Deux ans plus tard, les mains et les pieds sur terre, il ne regrette pas un seul instant son geste. Il passe la moitié de ses journées à récolter et conditionner des légumes (une énorme production de salades), avec les trois employés qu’il a gardés. L’après-midi est consacré à l’installation et à l’entretien des cultures, sans compter « la partie administrative importante ».


La ferme Verdier produit un très grand nombre de salades (ici la serre qui abrite les plants livrés par un pépiniériste).

Stéphane Klein / SO

Pas de problème quand on exploite 6 à 7 hectares en moyenne, et qu’on cultive sous serre des milliers de plants de tomates et autres légumes très variés.
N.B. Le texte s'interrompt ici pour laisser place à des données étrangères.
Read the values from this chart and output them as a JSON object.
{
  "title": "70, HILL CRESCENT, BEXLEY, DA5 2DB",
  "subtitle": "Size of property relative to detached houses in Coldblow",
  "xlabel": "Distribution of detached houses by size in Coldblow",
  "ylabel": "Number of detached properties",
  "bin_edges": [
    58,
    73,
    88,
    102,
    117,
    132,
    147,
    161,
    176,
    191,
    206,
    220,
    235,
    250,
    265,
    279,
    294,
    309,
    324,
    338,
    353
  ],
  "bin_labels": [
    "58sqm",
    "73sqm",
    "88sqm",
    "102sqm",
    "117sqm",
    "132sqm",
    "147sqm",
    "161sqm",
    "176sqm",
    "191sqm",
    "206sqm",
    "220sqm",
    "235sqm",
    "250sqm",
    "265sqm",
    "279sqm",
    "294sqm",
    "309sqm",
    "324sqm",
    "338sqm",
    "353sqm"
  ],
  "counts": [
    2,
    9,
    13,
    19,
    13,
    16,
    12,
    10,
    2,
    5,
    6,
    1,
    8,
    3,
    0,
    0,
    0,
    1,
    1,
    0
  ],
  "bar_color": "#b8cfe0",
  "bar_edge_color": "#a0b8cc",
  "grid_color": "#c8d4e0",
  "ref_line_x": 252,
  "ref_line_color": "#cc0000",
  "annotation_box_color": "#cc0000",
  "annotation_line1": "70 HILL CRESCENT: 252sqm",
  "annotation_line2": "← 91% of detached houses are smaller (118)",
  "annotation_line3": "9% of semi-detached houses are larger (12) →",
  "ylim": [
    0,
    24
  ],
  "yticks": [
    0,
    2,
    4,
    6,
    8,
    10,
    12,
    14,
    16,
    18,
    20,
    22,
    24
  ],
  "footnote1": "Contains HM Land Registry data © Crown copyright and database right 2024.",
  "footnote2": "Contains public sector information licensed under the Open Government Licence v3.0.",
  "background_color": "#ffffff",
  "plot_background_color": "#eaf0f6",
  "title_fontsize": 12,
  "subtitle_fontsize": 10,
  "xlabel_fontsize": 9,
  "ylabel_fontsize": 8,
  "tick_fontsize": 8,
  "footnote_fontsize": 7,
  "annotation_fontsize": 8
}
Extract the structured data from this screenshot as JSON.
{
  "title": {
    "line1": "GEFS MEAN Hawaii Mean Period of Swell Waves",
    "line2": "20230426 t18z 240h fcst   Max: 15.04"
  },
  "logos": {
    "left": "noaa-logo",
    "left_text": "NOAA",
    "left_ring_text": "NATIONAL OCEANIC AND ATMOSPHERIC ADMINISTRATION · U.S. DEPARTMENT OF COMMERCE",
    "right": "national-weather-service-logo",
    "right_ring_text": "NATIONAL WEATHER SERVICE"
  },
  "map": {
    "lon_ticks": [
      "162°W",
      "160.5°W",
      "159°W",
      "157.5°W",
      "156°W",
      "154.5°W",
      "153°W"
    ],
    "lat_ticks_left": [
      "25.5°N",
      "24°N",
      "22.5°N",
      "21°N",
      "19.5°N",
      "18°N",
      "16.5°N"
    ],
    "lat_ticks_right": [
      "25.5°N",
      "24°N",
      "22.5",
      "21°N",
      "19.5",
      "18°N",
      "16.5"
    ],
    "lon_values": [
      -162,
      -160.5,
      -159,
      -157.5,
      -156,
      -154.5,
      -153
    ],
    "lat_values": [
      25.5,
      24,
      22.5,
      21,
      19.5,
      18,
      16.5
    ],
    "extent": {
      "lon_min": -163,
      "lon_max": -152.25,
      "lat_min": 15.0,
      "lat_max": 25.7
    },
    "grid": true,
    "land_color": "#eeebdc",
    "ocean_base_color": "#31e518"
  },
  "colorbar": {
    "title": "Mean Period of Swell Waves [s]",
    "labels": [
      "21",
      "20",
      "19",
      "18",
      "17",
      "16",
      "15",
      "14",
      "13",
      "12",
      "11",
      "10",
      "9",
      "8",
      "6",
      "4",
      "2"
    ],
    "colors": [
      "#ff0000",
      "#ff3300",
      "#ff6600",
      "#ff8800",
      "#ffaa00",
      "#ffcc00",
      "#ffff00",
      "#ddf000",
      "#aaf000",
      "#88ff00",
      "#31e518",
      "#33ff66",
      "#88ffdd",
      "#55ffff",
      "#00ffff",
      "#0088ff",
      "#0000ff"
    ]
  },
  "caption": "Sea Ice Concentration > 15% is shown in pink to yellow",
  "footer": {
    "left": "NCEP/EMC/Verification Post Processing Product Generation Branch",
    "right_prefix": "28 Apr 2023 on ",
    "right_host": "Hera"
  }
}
Les journées commencent tôt, voire plus tôt en été pour résister aux fortes chaleurs, et se terminent tard. « Encore un peu en sous-effectif pour ce que nous avons à faire », n’édulcore pas le maraîcher.

Tièdes, les dernières tomates de la saison finissent de virer au rouge, aux côtés des patates douces.


Tièdes, les dernières tomates de la saison finissent de virer au rouge, aux côtés des patates douces.

Stéphane Klein / SO

Des caisses de patates douces, à l'abri de la pluie et du froid, sont proposées pour diverses ventes.


Des caisses de patates douces, à l’abri de la pluie et du froid, sont proposées pour diverses ventes.

Stéphane Klein / SO

Un agriculteur pourtant heureux d’avoir trouvé « un métier passionnant ». « Quand ça marche, c’est génial », s’enthousiasme celui qui marche dans les pas de Françoise David, petite-fille de maraîcher. Il a pu bénéficier d’un stage de parrainage à ses côtés. Pour elle, ce relais rime avec satisfaction. « Même si ce ne sont pas mes enfants qui prennent la relève, c’est vraiment bien. Pouvoir passer le relais est l’aboutissement d’une vie de travail. Tout cela n’est pas perdu, et en plus, j’ai la satisfaction de savoir qu’il n’y aura pas de culture industrielle », ajoute Françoise David.

Dans ces démarches, Kevin continue la vente directe à la ferme, deux marchés hebdomadaires à Périgueux et Saint-Astier, les livraisons quotidiennes chez un magasin de producteurs et sur la plateforme de restauration collective Manger bio en Périgord.